Sturm-Liouville theory applied to solve Helmholtz equation

[JordanGo]

Homework Statement

Find the eigenfunctions of the Helmholtz equation:
$\frac{d^2y}{dx^2}+k^2y = 0$

with boundary conditions:
$y(0)=0$
$y'(L)=0$

Homework Equations

General Solution:
$y = Asin(kx) + Bcos(kx)$

The Attempt at a Solution

I found that at y(0) that B=0 and that at y'(L) that Akcos(kL)=0.
What do I do with these results?

 

[LCKurtz]

Homework Statement

Find the eigenfunctions of the Helmholtz equation:
$\frac{d^2y}{dx^2}+k^2y = 0$

with boundary conditions:
$y(0)=0$
$y'(L)=0$

Homework Equations

General Solution:
$y = Asin(kx) + Bcos(kx)$

The Attempt at a Solution

I found that at y(0) that B=0 and that at y'(L) that Akcos(kL)=0.
What do I do with these results?

Since you already have B=0, you don't want to have A = 0 to avoid a trivial solution. So you need cos(kL) = 0. What values of kL will do that? That will determine the values of k for which the equation has non-trivial solutions. You may also need to check your original equation when k = 0 to see if that gives an eigenvalue too.

 

[JordanGo]

Ok, so to avoid trivial solutions, we can say that:
$k=\frac{pi}{2L} , k=\frac{3pi}{2L}$
Within the range of [0,2*pi].

But how is knowing a value of k going to help find the eigenfunctions?
If the values of k are the eigenvalues, how do I use them to find the eigenfunctions?

 

[HallsofIvy]

You have already said that B= 0. In order that the solution not be trivial, you must have $k= \pi/(2L)$ or $k= 3\pi/(2L)$. That means that the non-trivial solutions are $Asin(\pi x/(2L))$ and $Asin(3\pi x/(2L))$. Those are the eigenfunctions.

 

[LCKurtz]

And, of course, there is no reason to limit the $kL$ to $[0,2\pi]$. In fact, you best not do that if you want all the eigenvalues and eigenfunctions. And don't forget to check the system when $k=0$.

 

[JordanGo]

Thanks a lot for the help! You guys are great!

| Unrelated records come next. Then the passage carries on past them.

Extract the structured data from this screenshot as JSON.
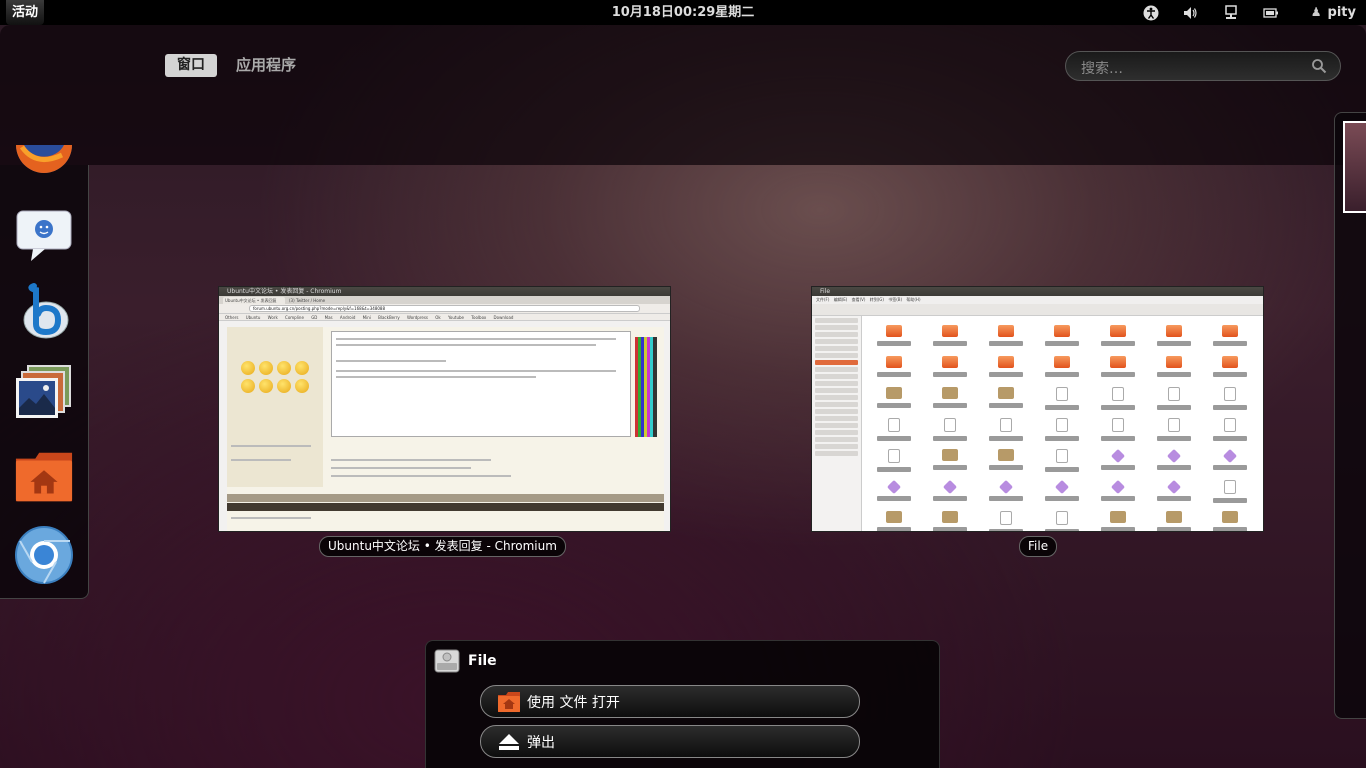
{
  "topbar": {
    "activities": "活动",
    "clock": "10月18日00:29星期二",
    "user": "pity",
    "tray_icons": [
      "accessibility-icon",
      "volume-icon",
      "network-icon",
      "battery-icon"
    ]
  },
  "overview": {
    "tabs": [
      "窗口",
      "应用程序"
    ],
    "active_tab": "窗口",
    "search_placeholder": "搜索…"
  },
  "dash": {
    "items": [
      "firefox-icon",
      "empathy-icon",
      "banshee-icon",
      "shotwell-icon",
      "home-folder-icon",
      "chromium-icon"
    ]
  },
  "windows": [
    {
      "caption": "Ubuntu中文论坛 • 发表回复 - Chromium",
      "titlebar": "Ubuntu中文论坛 • 发表回复 - Chromium",
      "tabs": [
        "Ubuntu中文论坛 • 发表回复",
        "(3) Twitter / Home"
      ],
      "address": "forum.ubuntu.org.cn/posting.php?mode=reply&f=168&t=348088",
      "bookmarks": "Others Ubuntu Work Compline GD Mas Android Mini BlackBerry Wordpress Ok Youtube Toolbox Download"
    },
    {
      "caption": "File",
      "titlebar": "File",
      "menu": "文件(F) 编辑(E) 查看(V) 转到(G) 书签(B) 帮助(H)"
    }
  ],
  "popup": {
    "title": "File",
    "actions": [
      "使用 文件 打开",
      "弹出"
    ]
  },
  "colors": {
    "accent_orange": "#e2531d",
    "topbar_bg": "#000000",
    "tab_active_bg": "#d4d4d4"
  }
}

One more thing, when you say to check the equation when k=0, you mean use the general equation (knowing A=0) and say that y=B is a solution?

 

[LCKurtz]

Thanks a lot for the help! You guys are great!

One more thing, when you say to check the equation when k=0, you mean use the general equation (knowing A=0) and say that y=B is a solution?

I mean that $y'' + k^2 y = 0$ becomes $y''=0$ with your B.C.s $y(0)=0,\, y'(L)=0$. You don't want to forget to check that because sometimes you get a nontrivial solution which isn't included in the sine-cosine case.

 

[JordanGo]

so when k is zero, we know that y'(L)=0 and y''(x)=0, thus y=C , which is another constant?

 

[LCKurtz]

What is the general solution to y''(x)=0? Make it satisfy y(0)=0 and y'(L)=0.

 

[JordanGo]

Is this Laplace's equation? We haven't seen how to solve it yet... Can you help me? I've searched the internet and it shows plenty of ways to solve it in different coordinate systems, not really sure what to do with it...

 

[LCKurtz]

What is the general solution to y''(x)=0? Make it satisfy y(0)=0 and y'(L)=0.

Is this Laplace's equation? We haven't seen how to solve it yet... Can you help me? I've searched the internet and it shows plenty of ways to solve it in different coordinate systems, not really sure what to do with it...

Are you talking about y''(x)=0? It is just a simple calculus problem. Integrate it twice.

 

[JordanGo]

ok, so the solution to y''=0, y(0)=0 and y'(L)=0 is that either y=0 or y=C (some constant)

 

[LCKurtz]

Are you talking about y''(x)=0? It is just a simple calculus problem. Integrate it twice.

ok, so the solution to y''=0, y(0)=0 and y'(L)=0 is that either y=0 or y=C (some constant)

No comment until you show your work.

 

[JordanGo]

When k=0, the general solution is: y(x)=Ax+B.
First boundary condition says y(0)=0=B, thus B=0, and y'(L)=0=A, thus A=0.
So k=0 is not an eigenvalue.

 

[LCKurtz]

Good. So $y = C \ne 0$ is not an option.